I read string of FB comments about a friend of a friend who commented that they were too pale and needed to tan for the summer.  This person also stated that her mom “has melanoma real bad” but she has to be tan to go to a wedding.  The initial poster on FB asked what others would have said in response.  Some commented that perhaps the daughter (or even the mother) simply didn’t understand the cause and real details of melanoma.  A few days ago, I would have thought it unbelievable that someone with melanoma wouldn’t understand the dangers.  But now I can completely relate.

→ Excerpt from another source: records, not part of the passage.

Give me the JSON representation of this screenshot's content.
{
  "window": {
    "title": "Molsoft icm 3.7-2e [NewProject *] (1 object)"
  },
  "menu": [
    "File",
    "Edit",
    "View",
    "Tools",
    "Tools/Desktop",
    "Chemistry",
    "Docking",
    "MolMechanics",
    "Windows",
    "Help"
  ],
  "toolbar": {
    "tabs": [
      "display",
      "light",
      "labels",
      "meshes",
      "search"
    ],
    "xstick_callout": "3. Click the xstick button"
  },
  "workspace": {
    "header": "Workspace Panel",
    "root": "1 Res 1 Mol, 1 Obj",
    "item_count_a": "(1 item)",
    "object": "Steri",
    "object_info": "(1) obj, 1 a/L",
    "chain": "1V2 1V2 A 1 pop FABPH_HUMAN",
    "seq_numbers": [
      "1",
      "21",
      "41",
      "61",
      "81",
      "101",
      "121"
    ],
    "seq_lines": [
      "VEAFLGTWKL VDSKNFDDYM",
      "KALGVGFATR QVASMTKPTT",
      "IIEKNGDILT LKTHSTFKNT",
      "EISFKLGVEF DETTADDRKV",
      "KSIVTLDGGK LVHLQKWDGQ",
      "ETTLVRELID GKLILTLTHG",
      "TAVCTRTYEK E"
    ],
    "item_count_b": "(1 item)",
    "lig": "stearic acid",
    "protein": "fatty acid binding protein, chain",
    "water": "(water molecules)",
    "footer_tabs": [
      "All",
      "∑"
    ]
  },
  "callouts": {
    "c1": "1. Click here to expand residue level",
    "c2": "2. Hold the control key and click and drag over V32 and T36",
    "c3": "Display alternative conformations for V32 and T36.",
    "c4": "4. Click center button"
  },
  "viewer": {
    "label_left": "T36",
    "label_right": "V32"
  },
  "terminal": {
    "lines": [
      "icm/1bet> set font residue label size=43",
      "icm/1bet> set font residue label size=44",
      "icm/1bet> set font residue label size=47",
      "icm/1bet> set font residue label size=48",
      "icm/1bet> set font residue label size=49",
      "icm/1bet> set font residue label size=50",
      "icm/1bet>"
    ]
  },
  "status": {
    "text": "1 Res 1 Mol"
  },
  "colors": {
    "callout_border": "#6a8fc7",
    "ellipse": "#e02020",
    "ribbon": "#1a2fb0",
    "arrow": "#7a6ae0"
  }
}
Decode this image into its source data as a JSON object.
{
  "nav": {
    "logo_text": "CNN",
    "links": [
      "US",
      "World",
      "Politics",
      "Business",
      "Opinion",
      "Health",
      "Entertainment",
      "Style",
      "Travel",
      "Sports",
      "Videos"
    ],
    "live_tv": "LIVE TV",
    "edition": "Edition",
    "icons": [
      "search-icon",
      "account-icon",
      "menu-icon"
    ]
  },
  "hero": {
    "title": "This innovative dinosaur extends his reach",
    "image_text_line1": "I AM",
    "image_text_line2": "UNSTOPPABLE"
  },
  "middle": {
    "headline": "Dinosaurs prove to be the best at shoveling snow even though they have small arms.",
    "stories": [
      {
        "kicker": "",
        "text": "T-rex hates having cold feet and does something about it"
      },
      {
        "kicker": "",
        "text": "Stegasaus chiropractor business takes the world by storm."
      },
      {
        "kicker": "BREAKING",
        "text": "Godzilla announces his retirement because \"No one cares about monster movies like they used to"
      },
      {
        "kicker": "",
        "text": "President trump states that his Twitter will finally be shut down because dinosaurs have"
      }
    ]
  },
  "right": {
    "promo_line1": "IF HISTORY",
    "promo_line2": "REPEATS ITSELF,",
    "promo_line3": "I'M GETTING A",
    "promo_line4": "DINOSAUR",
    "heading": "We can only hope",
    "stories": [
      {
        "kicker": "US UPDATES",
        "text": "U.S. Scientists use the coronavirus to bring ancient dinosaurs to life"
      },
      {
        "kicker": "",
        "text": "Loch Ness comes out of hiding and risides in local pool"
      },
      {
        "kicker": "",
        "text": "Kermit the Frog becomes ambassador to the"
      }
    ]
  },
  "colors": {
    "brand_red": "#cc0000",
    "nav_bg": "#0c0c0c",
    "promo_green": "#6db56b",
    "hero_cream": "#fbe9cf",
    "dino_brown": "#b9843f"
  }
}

I talked with my sister-in-law the other day…Jeff’s wife.  We hadn’t talked in a long while, and even then our conversations were mostly emotional venting about my brother’s passing.  His death has been hard on all of us, but particularly hard on his wife.  Anyhow, our conversation this past weekend was a little bit more normal and chit-chatty.  Since we both seemed stronger to tackle a deeper discussion, I asked her a little about Jeff’s initial melanoma diagnosis in 2004.

My family isn’t the best at sharing personal or “bad” news.  And my worst personal flaw is maintaining close contact with anyone.  So the information I had about Jeff’s melanoma diagnosis in 2004 is sketchy at best.  All I recall is that he said he, “had melanoma on his back and they were going to cut it out.”  Later on, he mentioned that the surgery went well…”it was over before I realized it.”  That was pretty much all I knew about it.  With such info, I pretty much figured melanoma could “just be cut out.  Knowing what I know now, I asked my sister-in-law exactly what the diagnosis was back then.  Was he Stage 1?  Stage 2?  What other procedures were done?  The answer stunned me.

They were told he had malignant melanoma, but no stage was ever mentioned.  In fact, she never used the word “oncologist” at all.  She stated that a plastic surgeon performed the removal and the melanoma as pronounced fully removed.  Case closed.  Jeff was to visit the dermatologist every 6 months and that was it.  No scans.  No MRIs.  Nothing.

When the melanoma came back (with apparently no resistance at all) in 2010, it appeared on his face.  A “chemo cream” was prescribed and that was that.  Of course, in August 2010, it was discovered to be riddled in his brain and lungs.

My sister-in-law expressed anger.  “They never told us anything!  We had no idea that melanoma could spread to other organs!  Jeff was smart enough to now not to tan and was very careful with the sun, but we were never told to do any follow-up procedures!  She went on to tell me that when they visited MD Anderson, Dr. Hwu expressed total shock at the lack of common protocol followed.  

Based on what my sis-in-law shared, they just didn’t know.  And this scenario reminds me of another blog I read recently which discussed the difference between awareness and education.  Jeff and his wife were “aware” of melanoma, but they weren’t properly educated about it.

Let this serve as a reminder…to you and to the friend of a friend…that melanoma is a killer and it’s so much more than skin cancer.  Making people aware is important…making them understand is critical.